The internet reminds me of my old high school. It’s a strange metaphor, but just as the students at my alma mater were known for their eccentric personalities yet obvious intelligence, so is the internet and the websites that are a part of it. It has the weirdest websites that actually ooze with public influence.
World Star Hip-Hop is one of the oddities in this world that fascinates me. It combines the rawness and reality of life itself, with the audience of the internet. It is, if you will, a type of journalism; moderators apparently hunt for things like video clips taken by anyone that will pique the public’s interest, such as a fight on the subway, a brutal police beating, provocative singer on The X Factor, etc. It also helps to promote up and coming rap, hip hop, and r&b artists. Once a URL known only to the underground folks, or avid web surfers, it is now a worldwide sensation, with videos reaching millions of hits daily. I am convinced that its’ audience varies widely based on the different people on my Facebook friends list who admit to watching much of the vulgar videos it provides, from Harvard undergrads to high school drop outs, nerdy east asians and hood rat south asians alike
Example B: A rapper who most likely “knows politics”

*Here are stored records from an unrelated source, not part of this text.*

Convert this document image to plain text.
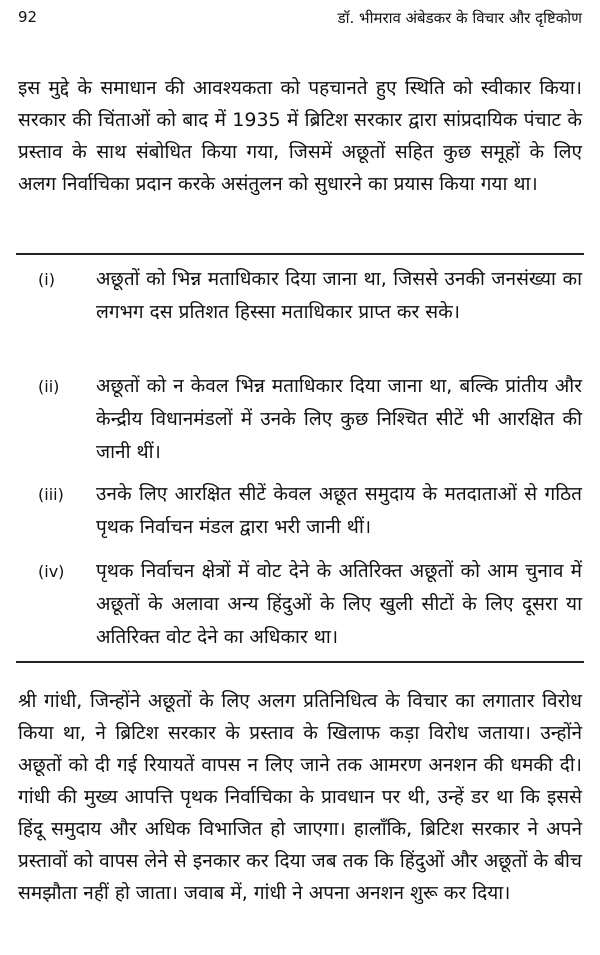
92	डॉ. भीमराव अंबेडकर के विचार और दृष्टिकोण
इस मुद्दे के समाधान की आवश्यकता को पहचानते हुए स्थिति को स्वीकार किया। सरकार की चिंताओं को बाद में 1935 में ब्रिटिश सरकार द्वारा सांप्रदायिक पंचाट के प्रस्ताव के साथ संबोधित किया गया, जिसमें अछूतों सहित कुछ समूहों के लिए अलग निर्वाचिका प्रदान करके असंतुलन को सुधारने का प्रयास किया गया था।
(i)	अछूतों को भिन्न मताधिकार दिया जाना था, जिससे उनकी जनसंख्या का लगभग दस प्रतिशत हिस्सा मताधिकार प्राप्त कर सके।
(ii)	अछूतों को न केवल भिन्न मताधिकार दिया जाना था, बल्कि प्रांतीय और केन्द्रीय विधानमंडलों में उनके लिए कुछ निश्चित सीटें भी आरक्षित की जानी थीं।
(iii)	उनके लिए आरक्षित सीटें केवल अछूत समुदाय के मतदाताओं से गठित पृथक निर्वाचन मंडल द्वारा भरी जानी थीं।
(iv)	पृथक निर्वाचन क्षेत्रों में वोट देने के अतिरिक्त अछूतों को आम चुनाव में अछूतों के अलावा अन्य हिंदुओं के लिए खुली सीटों के लिए दूसरा या अतिरिक्त वोट देने का अधिकार था।
श्री गांधी, जिन्होंने अछूतों के लिए अलग प्रतिनिधित्व के विचार का लगातार विरोध किया था, ने ब्रिटिश सरकार के प्रस्ताव के खिलाफ कड़ा विरोध जताया। उन्होंने अछूतों को दी गई रियायतें वापस न लिए जाने तक आमरण अनशन की धमकी दी। गांधी की मुख्य आपत्ति पृथक निर्वाचिका के प्रावधान पर थी, उन्हें डर था कि इससे हिंदू समुदाय और अधिक विभाजित हो जाएगा। हालाँकि, ब्रिटिश सरकार ने अपने प्रस्तावों को वापस लेने से इनकार कर दिया जब तक कि हिंदुओं और अछूतों के बीच समझौता नहीं हो जाता। जवाब में, गांधी ने अपना अनशन शुरू कर दिया।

Steve Jobs passed away this week, and of course he will be sorely missed. There is a lot of talk about how we lost the greatest innovator of our time, but I highly doubt poverty struck families in Bangladesh and the Philippines are aware of this. Who wants the iPhone 4Gs, when you cannot even get clean, safe water to drink every day? Innovation covers a lot of ground, and I feel as if the mods of World Star Hip-Hop should be acknowledged, because their job involves a novel type of journalism that surpasses even YouTube, in the sense that it entertains, informs, and presents new things, unlike the latter website that has no filter.